The Responsible Parenthood and Reproductive Health (RPRH) Act was signed into law by former President Benigno Simeon Aquino III in 2012. Three years later, the Supreme Court (SC) issued a Temporary Restraining Order (TRO) on certain contraceptives for allegedly having “abortifacient” qualities.
Forty-eight contraceptives were affected by the TRO released in 2015, 15 of which expired in 2016. More are expected to disappear from the market by next year.
The main purpose for contraceptives is to prevent unwanted pregnancy. Some contraceptives do this by delaying ovulation, while some pills thicken the cervical mucus to make it difficult for the sperm to pass through. The TRO was granted following a formal complaint filed to the SC by the Alliance for the Family and Foundation. According to the complaint, there are 77 contraceptive brands that cause abortion. The TRO effectively prohibits the Food and Drugs Administration (FDA)’s approval or re-certification of these reproductive products.
Weighing the pros and cons
According to the 2016 report of the United Nations Population Fund, one in 10 Filipino women between the ages of 15 to 19 have already given birth at least once. Meanwhile, the Philippines National Demographic and Health Survey reveals that one in three births are unplanned.
Other than their intended use for birth control, oral contraceptives are also prescribed to women with medical conditions such as Polycystic Ovary Syndrome, Endometriosis, and Primary Ovarian Insufficiency, to name a few. According to critics, the non-lifting of the TRO in the immediate future will render the oral contraceptive market obsolete. This also limits the treatment options for women suffering from gynecological diseases.
However, despite its medical benefits, the use of contraceptive drugs also has side effects. For one, sexually active women have increased susceptibility to Sexually Transmitted Diseases (STD) when ingesting oral contraceptives.
Theology and Religious Education Department Assistant Professor Ronaldo Celestial stresses the need for contraceptive drugs and devices to undergo tests by the FDA. This will ensure that they are non-life threatening and safe for public use and consumption.

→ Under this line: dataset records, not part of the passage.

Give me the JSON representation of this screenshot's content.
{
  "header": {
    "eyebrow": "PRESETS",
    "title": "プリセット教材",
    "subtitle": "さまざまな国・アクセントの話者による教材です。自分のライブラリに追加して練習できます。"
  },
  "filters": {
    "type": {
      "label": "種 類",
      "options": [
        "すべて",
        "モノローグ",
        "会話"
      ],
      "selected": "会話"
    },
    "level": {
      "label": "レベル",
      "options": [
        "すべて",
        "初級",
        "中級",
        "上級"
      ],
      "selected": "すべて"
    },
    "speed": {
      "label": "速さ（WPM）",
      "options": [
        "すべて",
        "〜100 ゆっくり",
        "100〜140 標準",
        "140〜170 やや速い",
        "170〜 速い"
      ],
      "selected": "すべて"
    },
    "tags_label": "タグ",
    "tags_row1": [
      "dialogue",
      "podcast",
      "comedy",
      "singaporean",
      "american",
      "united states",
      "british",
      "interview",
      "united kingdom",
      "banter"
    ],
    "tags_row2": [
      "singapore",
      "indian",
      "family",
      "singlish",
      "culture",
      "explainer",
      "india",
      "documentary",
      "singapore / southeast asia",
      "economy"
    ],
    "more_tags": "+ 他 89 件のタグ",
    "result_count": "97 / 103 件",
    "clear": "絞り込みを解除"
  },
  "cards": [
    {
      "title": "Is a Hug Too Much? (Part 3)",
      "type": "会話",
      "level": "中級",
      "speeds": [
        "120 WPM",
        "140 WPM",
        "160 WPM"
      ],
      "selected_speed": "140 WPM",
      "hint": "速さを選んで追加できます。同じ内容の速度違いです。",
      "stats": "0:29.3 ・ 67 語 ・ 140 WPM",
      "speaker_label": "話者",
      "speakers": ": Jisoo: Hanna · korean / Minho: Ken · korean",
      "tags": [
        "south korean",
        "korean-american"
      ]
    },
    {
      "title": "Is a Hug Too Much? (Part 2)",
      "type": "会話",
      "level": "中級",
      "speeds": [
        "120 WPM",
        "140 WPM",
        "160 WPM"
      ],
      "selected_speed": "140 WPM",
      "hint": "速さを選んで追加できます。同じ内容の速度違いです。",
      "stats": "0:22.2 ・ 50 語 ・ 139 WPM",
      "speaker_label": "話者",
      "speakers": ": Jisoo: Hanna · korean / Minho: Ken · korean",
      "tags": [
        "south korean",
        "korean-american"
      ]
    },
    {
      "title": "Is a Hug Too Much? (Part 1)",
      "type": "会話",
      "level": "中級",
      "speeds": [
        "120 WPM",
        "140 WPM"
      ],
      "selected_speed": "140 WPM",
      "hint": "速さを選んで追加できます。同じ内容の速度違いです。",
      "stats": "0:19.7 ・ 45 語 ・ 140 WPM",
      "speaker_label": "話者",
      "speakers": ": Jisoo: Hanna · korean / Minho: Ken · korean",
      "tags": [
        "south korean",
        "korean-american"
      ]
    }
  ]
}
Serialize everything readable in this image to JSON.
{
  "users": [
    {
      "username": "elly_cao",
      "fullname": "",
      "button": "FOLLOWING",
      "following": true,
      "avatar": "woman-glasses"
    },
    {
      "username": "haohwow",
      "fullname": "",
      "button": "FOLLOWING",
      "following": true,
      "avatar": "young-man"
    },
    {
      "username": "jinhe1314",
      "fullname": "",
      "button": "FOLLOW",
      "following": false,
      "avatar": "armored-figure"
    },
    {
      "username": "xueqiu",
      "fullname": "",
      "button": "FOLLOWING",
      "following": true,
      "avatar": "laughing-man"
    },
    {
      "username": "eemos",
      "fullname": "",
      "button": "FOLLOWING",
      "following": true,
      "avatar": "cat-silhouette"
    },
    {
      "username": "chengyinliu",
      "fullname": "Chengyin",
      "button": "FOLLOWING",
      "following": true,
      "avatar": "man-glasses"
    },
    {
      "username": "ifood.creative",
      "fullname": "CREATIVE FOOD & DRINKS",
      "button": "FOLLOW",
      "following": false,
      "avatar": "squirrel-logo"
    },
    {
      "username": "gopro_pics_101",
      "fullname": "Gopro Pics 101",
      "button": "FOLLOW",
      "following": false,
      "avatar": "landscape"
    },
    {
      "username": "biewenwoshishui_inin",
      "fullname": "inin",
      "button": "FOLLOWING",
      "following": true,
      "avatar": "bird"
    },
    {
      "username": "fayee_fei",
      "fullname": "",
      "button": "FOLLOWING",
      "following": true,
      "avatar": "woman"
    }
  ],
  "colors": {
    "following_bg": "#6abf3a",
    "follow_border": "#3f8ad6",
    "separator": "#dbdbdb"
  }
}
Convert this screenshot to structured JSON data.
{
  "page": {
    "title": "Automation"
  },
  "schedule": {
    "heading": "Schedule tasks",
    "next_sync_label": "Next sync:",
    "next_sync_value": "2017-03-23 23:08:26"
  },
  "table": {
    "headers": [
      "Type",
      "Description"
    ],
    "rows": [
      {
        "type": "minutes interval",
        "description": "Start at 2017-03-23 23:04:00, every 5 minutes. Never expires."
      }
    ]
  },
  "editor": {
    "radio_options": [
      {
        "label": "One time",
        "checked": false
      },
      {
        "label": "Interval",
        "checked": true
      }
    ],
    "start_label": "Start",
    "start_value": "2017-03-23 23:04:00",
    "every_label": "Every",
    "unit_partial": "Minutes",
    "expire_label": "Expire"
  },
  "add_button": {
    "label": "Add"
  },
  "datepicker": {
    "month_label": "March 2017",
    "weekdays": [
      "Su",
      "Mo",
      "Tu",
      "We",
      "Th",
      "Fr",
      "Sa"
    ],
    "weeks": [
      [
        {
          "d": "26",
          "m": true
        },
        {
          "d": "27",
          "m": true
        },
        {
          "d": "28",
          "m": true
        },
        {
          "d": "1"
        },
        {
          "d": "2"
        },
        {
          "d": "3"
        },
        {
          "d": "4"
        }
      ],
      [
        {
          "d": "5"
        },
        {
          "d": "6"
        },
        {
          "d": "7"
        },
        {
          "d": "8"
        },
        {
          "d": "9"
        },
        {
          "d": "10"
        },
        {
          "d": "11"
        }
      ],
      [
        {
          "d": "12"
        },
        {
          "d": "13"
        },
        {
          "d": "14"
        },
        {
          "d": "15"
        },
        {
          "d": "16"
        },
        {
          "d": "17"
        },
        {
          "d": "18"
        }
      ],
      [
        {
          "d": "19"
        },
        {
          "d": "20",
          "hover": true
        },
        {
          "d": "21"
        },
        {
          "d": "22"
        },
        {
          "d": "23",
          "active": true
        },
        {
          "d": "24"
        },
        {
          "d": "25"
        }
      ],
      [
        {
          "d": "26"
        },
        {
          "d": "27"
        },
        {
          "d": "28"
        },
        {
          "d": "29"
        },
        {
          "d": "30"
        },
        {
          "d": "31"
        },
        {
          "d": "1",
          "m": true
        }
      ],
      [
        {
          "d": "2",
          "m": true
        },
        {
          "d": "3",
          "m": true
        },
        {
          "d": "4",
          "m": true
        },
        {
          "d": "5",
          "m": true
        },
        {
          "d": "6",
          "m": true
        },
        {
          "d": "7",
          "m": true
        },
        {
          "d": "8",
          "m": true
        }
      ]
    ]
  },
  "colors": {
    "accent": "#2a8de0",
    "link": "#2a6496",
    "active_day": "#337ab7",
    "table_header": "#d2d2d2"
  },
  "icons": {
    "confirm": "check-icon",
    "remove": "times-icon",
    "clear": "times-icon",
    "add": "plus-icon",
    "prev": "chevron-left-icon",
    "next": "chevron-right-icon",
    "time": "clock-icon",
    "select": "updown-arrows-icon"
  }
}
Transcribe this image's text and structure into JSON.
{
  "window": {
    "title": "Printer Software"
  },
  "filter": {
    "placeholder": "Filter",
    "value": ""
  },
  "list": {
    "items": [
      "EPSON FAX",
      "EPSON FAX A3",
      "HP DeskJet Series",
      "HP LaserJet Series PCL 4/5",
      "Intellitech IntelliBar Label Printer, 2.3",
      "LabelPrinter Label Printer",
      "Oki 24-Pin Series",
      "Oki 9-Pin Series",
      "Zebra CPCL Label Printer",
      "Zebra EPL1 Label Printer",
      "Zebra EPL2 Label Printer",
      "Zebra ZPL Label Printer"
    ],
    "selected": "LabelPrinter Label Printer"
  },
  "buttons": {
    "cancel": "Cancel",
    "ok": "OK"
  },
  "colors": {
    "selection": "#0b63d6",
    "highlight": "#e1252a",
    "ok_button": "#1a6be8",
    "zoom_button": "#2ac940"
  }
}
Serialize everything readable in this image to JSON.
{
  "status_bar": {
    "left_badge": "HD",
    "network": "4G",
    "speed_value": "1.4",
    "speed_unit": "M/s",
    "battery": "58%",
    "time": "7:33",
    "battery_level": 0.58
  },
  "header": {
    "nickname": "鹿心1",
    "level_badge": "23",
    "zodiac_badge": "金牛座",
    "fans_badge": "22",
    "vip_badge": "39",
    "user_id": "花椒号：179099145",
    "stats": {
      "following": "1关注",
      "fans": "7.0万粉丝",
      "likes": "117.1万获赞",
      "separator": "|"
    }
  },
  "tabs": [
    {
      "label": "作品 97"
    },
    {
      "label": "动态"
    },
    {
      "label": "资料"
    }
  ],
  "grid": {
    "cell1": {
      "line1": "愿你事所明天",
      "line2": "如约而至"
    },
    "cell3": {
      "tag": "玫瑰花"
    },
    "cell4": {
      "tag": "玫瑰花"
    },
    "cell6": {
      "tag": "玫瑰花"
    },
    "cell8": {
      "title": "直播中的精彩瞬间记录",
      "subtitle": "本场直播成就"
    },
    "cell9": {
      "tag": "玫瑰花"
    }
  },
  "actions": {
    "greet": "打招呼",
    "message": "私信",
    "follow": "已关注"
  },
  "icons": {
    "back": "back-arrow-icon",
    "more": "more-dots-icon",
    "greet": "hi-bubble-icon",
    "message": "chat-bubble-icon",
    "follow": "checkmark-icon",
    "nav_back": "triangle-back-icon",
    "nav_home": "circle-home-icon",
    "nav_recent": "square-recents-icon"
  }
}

According to Celestial, the issuance of the TRO by the Supreme Court is statutory, as it simply upholds the provisions of the RPRH Law and the Constitution. He also adds that the TRO does not put a stop to the whole RPRH Law. “The government can proceed with the implementation except with matters pertaining to contraceptives,” he explains.
On the other hand, Economics Department Professor Ma. Ella Oplas believes the main essence of the RPRH Law is to provide people with choices. “I think it is vital for people to be given choices, and for those choices to be readily available,” she states.
The DLSU community on the RPRH Law
In a statement released by the DLSU faculty last 2012, professors which signed believed that the Reproductive Health Bill to be pro-life. Some students of the University also expressed their support for the then-bill, stating that it was to be beneficial to a poverty-stricken country like the Philippines. Others believed that it would empower people to make better choices because it provides knowledge and awareness on sex.
Oplas, however, believes that the country is not ready for the full implementation of the RPRH Law. She argues that there is a lack of assurance if there is actually a demand for contraceptives among Filipinos, and if the law will ever be fully implemented given the limited budget of the government.
Oplas proposes that, prior to the full implementation of the law, the government should first direct its efforts into information dissemination about the use of contraceptives. She adds that evaluating the results upon full implementation would also help in determining whether or not contraceptives are really a viable birth control option for the people.
Similar to the stand of pro-life groups and the Catholic Church, for Celestial, the best method of family planning is fertility awareness or the Natural Family Planning method. This method determines the woman’s fertility period by tracking her menstrual cycle. It informs the couple of the time period in which they should not engage in sexual intercourse in order to avoid pregnancy.
“This method may present some hassle or difficulty, but it encourages communication between the couple and is 100 percent side effect-free on the woman’s physical well-being,” Celestial adds.
Meanwhile, Oplas believes that the RPRH Law only contributes, not attributes, to population control. She believes that other than the use of contraceptives, there are also other ways to bring down population, such as by giving disincentives for bearing another child.
She also adds that one priority of the Duterte administration today, which is building infrastructures, also helps curb population growth as it entices foreign investors. These investments will then create job opportunities for Filipinos that provide them with the capacity to rear children and have a comfortable life.